Ancak bu durumdaki kişinin o işe meyili (yani nefsin bir çeşit etkisi) yoksa veya arzusu (hayırlısı neyse o olsun, şeklinde) mutedil/ dengeliyse ve (yaptığı istiharenin neticesinden) kalbi de mutmain olursa o zaman istihare öne alınır, istişare terk edilir.”[11] İstiharenin doğru, sağlam ve sünnete uygun bir şekilde yapılması ve sağlıklı bir neticenin alınabilmesi her zaman belirleyici rol oynamaktadır. Not: Tarikata girmek, tarikat dersi almak için yapılan istihareler bütün bu değerlendirmelerin haricinde tutulur, o ayrı bir durumdur.

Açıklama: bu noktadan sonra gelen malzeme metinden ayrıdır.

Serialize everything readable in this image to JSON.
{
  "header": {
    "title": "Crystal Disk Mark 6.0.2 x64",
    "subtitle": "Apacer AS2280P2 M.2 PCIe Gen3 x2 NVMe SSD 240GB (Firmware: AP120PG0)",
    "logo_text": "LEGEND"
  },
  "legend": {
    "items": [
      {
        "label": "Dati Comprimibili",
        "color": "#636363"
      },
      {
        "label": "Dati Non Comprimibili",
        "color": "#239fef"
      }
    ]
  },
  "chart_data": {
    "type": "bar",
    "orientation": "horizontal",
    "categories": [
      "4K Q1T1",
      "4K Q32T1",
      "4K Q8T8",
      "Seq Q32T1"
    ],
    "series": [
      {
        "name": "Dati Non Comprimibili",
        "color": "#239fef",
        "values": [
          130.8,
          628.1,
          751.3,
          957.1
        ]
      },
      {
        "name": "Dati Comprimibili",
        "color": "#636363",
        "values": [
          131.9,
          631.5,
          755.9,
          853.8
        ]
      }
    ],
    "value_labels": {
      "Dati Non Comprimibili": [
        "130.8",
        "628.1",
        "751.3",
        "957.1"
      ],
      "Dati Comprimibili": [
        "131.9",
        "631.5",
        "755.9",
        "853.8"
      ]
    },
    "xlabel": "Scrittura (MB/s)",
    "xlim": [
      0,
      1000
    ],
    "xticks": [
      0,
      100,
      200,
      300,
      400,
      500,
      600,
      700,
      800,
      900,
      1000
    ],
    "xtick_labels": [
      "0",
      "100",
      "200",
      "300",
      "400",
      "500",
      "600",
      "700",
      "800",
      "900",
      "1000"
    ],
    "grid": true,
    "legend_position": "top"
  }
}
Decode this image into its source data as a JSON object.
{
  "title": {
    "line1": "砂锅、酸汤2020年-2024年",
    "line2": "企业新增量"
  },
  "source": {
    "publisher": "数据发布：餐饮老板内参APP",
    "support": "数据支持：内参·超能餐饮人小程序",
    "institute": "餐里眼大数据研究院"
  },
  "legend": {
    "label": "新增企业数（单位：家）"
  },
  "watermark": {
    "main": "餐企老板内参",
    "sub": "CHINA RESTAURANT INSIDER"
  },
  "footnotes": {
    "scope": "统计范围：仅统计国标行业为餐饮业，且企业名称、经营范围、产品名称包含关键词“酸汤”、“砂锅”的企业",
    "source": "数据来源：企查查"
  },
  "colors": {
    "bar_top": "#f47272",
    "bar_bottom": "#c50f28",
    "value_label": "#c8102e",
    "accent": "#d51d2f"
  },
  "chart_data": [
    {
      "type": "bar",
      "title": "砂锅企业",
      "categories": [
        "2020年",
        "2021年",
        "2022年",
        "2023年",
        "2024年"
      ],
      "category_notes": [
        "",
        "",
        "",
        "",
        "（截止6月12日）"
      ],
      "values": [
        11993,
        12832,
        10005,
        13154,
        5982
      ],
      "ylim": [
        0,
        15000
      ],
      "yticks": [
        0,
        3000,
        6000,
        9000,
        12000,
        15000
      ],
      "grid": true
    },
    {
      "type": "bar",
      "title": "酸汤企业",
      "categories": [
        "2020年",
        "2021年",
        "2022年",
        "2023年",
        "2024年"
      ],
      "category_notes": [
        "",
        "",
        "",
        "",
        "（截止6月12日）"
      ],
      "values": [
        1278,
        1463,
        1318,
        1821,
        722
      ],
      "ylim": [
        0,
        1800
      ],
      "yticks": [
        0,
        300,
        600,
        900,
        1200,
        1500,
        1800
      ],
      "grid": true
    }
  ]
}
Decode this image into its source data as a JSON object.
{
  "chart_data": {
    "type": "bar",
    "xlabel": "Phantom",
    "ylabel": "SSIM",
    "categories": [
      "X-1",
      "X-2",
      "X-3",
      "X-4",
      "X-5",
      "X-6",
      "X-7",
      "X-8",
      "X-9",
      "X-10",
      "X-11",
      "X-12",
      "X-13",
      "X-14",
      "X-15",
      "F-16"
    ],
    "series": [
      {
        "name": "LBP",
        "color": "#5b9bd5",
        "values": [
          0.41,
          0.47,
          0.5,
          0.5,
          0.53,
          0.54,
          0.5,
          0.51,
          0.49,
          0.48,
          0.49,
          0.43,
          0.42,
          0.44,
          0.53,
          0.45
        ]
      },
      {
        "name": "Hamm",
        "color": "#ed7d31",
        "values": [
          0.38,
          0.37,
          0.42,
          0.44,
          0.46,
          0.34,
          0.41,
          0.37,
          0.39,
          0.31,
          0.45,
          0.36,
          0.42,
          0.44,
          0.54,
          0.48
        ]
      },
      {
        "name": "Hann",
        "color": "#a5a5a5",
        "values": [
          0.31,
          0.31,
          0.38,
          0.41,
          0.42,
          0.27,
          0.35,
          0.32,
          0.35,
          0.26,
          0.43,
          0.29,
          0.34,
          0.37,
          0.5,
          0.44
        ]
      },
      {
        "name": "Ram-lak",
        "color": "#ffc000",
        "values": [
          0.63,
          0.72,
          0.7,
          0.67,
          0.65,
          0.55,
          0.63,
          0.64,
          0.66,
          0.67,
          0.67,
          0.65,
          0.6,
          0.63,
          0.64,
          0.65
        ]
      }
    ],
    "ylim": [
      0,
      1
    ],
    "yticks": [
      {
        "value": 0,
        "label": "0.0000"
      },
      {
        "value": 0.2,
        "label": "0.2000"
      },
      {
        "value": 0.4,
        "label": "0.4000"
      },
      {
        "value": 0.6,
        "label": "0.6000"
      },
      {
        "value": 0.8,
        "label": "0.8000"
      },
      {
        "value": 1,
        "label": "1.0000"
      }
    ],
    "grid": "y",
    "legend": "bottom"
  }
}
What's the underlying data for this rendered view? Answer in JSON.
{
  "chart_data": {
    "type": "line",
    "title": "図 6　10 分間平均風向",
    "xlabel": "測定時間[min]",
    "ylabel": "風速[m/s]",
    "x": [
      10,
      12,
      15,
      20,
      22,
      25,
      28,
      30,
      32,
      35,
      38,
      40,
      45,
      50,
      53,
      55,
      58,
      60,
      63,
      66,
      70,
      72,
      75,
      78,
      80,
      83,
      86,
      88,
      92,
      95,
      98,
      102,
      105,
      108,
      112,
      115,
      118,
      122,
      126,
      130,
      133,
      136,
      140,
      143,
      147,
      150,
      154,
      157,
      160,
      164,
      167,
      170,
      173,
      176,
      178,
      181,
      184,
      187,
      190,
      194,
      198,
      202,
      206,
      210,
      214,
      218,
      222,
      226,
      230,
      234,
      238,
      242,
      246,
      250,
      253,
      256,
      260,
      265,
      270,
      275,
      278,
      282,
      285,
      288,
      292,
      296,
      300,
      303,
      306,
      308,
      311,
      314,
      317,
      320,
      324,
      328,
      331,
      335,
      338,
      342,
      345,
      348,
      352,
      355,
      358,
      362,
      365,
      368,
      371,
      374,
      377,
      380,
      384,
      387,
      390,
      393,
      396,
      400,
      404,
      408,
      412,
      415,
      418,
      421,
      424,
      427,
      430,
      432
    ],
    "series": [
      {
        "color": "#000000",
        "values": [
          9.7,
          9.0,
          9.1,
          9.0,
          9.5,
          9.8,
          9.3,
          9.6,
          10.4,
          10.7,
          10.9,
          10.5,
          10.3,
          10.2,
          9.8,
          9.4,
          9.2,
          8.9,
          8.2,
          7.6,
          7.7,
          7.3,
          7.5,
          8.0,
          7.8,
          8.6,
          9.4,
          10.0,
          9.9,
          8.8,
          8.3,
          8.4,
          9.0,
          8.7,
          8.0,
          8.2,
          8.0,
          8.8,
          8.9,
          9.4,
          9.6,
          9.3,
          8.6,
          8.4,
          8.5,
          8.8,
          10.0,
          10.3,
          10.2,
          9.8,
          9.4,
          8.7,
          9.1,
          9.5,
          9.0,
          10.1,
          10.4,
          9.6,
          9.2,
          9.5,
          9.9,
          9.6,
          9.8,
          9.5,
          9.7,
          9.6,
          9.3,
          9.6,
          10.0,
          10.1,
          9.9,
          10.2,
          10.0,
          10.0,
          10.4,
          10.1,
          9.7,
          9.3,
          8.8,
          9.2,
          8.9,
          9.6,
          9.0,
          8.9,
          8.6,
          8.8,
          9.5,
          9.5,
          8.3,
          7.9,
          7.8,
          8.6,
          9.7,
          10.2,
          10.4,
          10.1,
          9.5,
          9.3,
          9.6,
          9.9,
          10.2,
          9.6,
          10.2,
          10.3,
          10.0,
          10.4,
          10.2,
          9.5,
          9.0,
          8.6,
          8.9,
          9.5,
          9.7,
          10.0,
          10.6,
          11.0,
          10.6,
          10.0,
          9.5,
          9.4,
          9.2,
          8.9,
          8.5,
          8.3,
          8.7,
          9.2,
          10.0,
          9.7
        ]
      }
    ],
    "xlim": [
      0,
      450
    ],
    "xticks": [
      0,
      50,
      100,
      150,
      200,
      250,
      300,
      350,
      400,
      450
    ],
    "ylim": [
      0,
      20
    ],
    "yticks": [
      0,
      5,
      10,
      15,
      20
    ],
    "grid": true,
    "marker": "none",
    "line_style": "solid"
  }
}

[1] – Müsned-i Ahmed (Müssesetu’r Risale), 3/ 54, hadis 1444; Tirmizi, Ebvabu’l Kader, hadis 2151; Müstedrek, Kitabu’d Dua, hadis 1903; Şuabu’l İman, 1/ 380, hadis 190.

[2] – Temel İslam Ansiklopedisi, İsam, İstanbul 2020, c. 4, s. 464

[3] – Ahmed  b. Muhammed et-Tahtavi, Haşiyetun ala Meraki’l-Felah (İstanbul: Eda Neşriyat, trhsz), s. 597.

[4] –  Reddu’l Muhtar, İbni Abidin (Beyrut: Daru’l Fikr, 1421), c. 2, s. 518.

[5] – Din Psikolojisi Bağlamında Rüya ve İstihare Yaşantısı Üzerine Nitel Bir Araştırma, Hafsa Hafız, İ. Ü. Sosyal Bilimler Enstitüsü, Basılmamış Yüksek Lisans Tezi, s. 53

[6] – Müsnedi İshak b. Rahuyeh, 1/ 341, hadis 334; el-Edebü’l Müfred, 1/ 97, hadis 259; Ebu Davud, Kitabu’l İlim, hadis3657;

[7] – el-Medhal, İbnu’l Hacc (Kahire: Mektebetu Dari’t Turas, trhsz), c. 4, s. 36.

[8] – el-Medhal, İbnu’l Hacc, c. 4, s. 40.

[9] – el-Îdah fi Menasiki’l Hacci ve-l Umreti, en-Nevevi (Mekke: el-Mektebetu’l İmdadiyye, 1414), s. 45.

[10] – Fethu’l Bari, İbni Hacer, (Beyrut: Daru’l Marife, 1379), c. 8, s. 524.